When is enough, enough?
Few problems are solved by continual and unremitting worry about them, and most people will benefit from stepping back from their thoughts for a while to get a better perspective on them. Learn to let go from time to time, even at your points of most stress, as it will help you become more objective and rational about the things that are making you anxious. If you are worrying constantly and feel that it really is a necessary part of overcoming your situation, set yourself a timetable where you give yourself at least ten minutes rest in each hour.
Time of Day
Worries are enlarged or diminished by the constant variation in hormones and blood sugar level we all go through, every moment of our lives. Know that the time of day that you worry at plays a key role in how deeply and for how long you'll feel the effects of that worry. Something which is perhaps simply annoying to someone at 3 o'clock in the afternoon can seem overwhelming to them at, say, 3 o'clock in the morning. Many people suffer from 'night madness' too, where their thoughts, rational thinking and even personality will change considerably from around 6 in the evening, and stay that way for the rest of the night. This is characterised by bad, impetuous decisions, or again, feeling much more strongly pressured by worries. Understanding this, reminding yourself that the things that worry you now may not have the same effect later or earlier in the day, helps put them in perspective and shows that it may not be just the worries themselves that are making you anxious.
Blood Sugar Levels
Blood sugar plays a key role in mood, and is particularly responsible for sudden periods of fatigue and depression. At its extreme it will lead to profound anxiety and completely irrational thinking. Low blood sugar from not eating enough, or not the right things, affects us all at some point in the day, usually in the last hour or two before a regular meal. Eating too much is just as bad as eating too little, and will cause sudden peaks and drops in your blood sugar levels that will create a cycle where, unless you're eating high sugar/fat foods constantly, you feel depressed. If you're regularly bothered by worrying and anxiety, or have recently become prone to it, check out your diet as the first possible cause.

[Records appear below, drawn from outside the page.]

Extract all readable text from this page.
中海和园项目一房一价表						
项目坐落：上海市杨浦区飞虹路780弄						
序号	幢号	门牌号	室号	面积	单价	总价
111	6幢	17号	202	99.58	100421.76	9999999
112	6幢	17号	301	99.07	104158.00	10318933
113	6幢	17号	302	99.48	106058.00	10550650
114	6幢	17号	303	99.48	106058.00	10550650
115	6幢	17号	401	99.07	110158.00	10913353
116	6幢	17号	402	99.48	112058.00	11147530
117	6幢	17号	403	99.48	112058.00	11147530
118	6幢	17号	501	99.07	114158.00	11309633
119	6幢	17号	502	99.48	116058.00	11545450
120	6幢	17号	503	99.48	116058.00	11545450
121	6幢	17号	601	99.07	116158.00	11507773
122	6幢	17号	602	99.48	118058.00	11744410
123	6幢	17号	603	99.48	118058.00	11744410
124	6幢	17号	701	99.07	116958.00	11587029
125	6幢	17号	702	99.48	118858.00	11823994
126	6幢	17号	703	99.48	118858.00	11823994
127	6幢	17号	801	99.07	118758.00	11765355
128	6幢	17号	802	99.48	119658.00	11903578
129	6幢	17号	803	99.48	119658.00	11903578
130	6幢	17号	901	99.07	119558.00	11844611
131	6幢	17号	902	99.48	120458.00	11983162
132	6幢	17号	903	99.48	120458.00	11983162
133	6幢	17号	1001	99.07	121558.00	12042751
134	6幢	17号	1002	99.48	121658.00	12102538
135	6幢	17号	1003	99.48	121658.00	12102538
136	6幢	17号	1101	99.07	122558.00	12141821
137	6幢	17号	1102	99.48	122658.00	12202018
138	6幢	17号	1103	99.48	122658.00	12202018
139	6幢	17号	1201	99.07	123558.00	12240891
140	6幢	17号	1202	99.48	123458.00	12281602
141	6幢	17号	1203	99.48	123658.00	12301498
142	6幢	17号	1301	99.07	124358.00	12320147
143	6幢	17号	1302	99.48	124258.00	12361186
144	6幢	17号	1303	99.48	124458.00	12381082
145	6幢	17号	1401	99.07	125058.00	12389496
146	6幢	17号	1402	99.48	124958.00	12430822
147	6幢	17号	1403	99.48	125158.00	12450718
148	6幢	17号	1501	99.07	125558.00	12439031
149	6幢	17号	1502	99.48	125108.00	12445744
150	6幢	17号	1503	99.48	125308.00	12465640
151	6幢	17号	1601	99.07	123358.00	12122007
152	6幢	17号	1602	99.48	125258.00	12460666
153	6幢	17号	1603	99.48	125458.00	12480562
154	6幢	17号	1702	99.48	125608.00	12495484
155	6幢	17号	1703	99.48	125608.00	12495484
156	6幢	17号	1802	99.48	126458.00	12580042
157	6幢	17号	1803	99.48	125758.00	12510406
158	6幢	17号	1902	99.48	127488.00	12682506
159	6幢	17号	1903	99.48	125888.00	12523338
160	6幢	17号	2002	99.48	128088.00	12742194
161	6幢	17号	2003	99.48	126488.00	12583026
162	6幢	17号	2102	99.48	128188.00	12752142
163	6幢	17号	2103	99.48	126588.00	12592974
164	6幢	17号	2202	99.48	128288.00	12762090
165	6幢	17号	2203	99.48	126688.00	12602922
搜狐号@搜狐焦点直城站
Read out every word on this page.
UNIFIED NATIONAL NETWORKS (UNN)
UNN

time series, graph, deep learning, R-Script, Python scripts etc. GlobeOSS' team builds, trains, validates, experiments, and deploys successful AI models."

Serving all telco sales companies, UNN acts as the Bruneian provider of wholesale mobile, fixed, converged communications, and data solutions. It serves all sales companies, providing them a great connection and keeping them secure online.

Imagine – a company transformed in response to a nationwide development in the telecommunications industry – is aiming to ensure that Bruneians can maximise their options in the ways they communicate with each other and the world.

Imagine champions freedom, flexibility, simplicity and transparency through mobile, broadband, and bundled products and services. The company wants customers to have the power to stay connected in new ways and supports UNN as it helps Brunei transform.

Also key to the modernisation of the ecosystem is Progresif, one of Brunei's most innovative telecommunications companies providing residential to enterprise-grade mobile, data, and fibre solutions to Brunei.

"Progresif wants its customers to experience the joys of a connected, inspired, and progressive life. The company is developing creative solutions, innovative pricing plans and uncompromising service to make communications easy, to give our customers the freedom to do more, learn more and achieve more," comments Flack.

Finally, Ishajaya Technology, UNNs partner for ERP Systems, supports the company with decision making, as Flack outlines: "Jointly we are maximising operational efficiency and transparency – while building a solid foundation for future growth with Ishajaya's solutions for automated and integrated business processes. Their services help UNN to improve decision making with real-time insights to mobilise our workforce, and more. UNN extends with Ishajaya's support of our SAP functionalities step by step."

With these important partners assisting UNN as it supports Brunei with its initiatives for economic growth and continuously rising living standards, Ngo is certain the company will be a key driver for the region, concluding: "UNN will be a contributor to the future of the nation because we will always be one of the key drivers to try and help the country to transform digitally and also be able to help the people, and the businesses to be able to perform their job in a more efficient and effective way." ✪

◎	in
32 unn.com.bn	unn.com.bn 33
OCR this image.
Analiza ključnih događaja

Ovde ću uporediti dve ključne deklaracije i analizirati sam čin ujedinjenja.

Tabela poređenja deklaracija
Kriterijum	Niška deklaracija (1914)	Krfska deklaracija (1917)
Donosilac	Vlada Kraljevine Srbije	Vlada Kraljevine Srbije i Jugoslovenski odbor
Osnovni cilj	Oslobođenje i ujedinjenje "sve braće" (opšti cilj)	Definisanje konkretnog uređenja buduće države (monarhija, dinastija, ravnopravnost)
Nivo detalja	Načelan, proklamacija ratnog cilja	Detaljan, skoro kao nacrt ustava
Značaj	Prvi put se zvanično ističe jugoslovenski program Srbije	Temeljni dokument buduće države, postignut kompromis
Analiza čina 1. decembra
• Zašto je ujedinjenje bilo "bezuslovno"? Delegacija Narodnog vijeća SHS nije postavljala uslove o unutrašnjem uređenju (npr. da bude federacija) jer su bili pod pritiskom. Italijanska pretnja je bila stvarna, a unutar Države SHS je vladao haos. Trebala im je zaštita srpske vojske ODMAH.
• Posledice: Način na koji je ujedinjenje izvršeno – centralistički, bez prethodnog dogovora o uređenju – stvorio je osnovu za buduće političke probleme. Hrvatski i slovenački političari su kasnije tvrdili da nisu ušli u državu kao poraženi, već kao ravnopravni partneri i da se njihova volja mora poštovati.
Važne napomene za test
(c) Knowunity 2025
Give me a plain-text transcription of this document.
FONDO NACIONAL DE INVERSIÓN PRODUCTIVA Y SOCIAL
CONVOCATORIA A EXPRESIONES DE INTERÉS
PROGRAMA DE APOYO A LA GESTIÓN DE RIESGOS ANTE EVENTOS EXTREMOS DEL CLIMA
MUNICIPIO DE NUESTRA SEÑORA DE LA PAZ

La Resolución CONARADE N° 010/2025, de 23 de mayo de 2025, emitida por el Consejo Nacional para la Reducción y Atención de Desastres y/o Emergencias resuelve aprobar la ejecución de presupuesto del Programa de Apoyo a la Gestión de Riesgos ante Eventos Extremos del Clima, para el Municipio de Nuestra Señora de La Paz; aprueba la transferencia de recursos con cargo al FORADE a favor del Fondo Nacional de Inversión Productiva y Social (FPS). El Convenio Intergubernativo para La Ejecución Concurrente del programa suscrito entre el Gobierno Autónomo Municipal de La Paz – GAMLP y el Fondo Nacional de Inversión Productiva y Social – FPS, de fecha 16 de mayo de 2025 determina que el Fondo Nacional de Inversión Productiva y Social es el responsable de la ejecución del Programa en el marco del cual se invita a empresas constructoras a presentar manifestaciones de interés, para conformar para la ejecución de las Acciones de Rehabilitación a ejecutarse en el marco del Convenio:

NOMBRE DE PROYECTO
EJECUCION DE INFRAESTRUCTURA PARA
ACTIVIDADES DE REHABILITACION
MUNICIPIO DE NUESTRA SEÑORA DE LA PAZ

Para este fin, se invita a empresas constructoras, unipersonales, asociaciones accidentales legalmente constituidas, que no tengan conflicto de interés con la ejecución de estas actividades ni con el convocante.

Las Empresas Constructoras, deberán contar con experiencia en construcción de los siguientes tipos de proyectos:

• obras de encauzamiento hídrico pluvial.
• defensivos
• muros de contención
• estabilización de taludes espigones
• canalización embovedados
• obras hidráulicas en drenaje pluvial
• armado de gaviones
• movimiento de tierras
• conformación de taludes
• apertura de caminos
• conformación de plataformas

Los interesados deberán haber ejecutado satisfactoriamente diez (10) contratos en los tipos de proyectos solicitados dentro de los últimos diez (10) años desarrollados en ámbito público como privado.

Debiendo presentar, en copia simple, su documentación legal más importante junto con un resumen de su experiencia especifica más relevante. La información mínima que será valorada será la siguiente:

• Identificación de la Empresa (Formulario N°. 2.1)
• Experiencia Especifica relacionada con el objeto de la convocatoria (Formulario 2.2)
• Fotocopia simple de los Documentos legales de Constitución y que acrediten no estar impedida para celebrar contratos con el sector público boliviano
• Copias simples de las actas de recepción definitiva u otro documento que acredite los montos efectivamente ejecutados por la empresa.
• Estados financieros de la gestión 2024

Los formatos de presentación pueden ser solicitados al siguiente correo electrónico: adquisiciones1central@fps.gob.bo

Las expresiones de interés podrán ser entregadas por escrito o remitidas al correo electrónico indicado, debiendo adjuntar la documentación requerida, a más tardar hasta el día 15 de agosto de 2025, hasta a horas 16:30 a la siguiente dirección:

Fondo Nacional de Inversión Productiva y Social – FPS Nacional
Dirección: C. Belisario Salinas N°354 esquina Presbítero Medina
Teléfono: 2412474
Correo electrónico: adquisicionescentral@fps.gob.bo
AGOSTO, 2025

Few things have such an immediate effect on mood and well-being than regular exercise. Exercise helps burn off adrenalin and other chemicals in your blood stream that lead to anxiety. It also promotes better oxygen intake and the release of feel-good endorphins into your system that will help you feel happier and in a much better position to cope with your worries and stresses. However, remember point one, that you have to allow yourself to let the exercise do its job, and not spend the entire time you're exercising locked into your worries.
Missing even a couple of hours sleep in one night is enough to make many people irrational and anxious. Is your sleeping pattern what it could be? Avoid eating large meals and/or alcohol before bed time, as these will both tend to interrupt normal dreaming sleep patterns and reduce the healing properties of your night's sleep.
Although it may usually be your first port of call to help pull yourself out of depression and worry, alcohol is a double-edged sword that only reduces anxiety temporarily, and which is actually a depressant once the first effects of it have worn off. One night of binging in an effort to forget may increase your worrying, and decrease your ability to cope with it, considerably the following day.
Learn to relax. Relaxing doesn't just help you physically, but mentally too, as it helps slow down thoughts and makes them seem far less intrusive. Relaxation seems to work at its best when it's been turned into a familiar pattern by the user, a sequence of set events rather than just trying to relax randomly. Bearing this in mind, try to find a good relaxation system (see my book 'Brainworks' for more on this) and use it regularly. Explore Tai Chi, meditation, Chi Kung, hot baths, even embroidery - it doesn't matter what you choose as long as you feel it helps you achieve some level of relaxation.
Filling the Void
Once you have relaxed, exercised, or simply talked yourself out of your worries, be careful - the void left by them has to be filled with something, otherwise you're going to slip back into thinking about whatever's troubling you by default. Once free of disturbing thoughts, get a replacement for them as quickly as you can. Ideally, choose pursuits that need continual attention from you - like singing, dancing, some sports, writing, or even chatting to someone. Avoid those things like fishing, driving, doing jigsaws, housework, etc. - that can be done whilst thinking of other things. Don't give your worries room to reappear within.
On the whole, negative thoughts can only be overcome by equal and opposite positive, or distracting, thoughts. Choose your replacement for worrying carefully!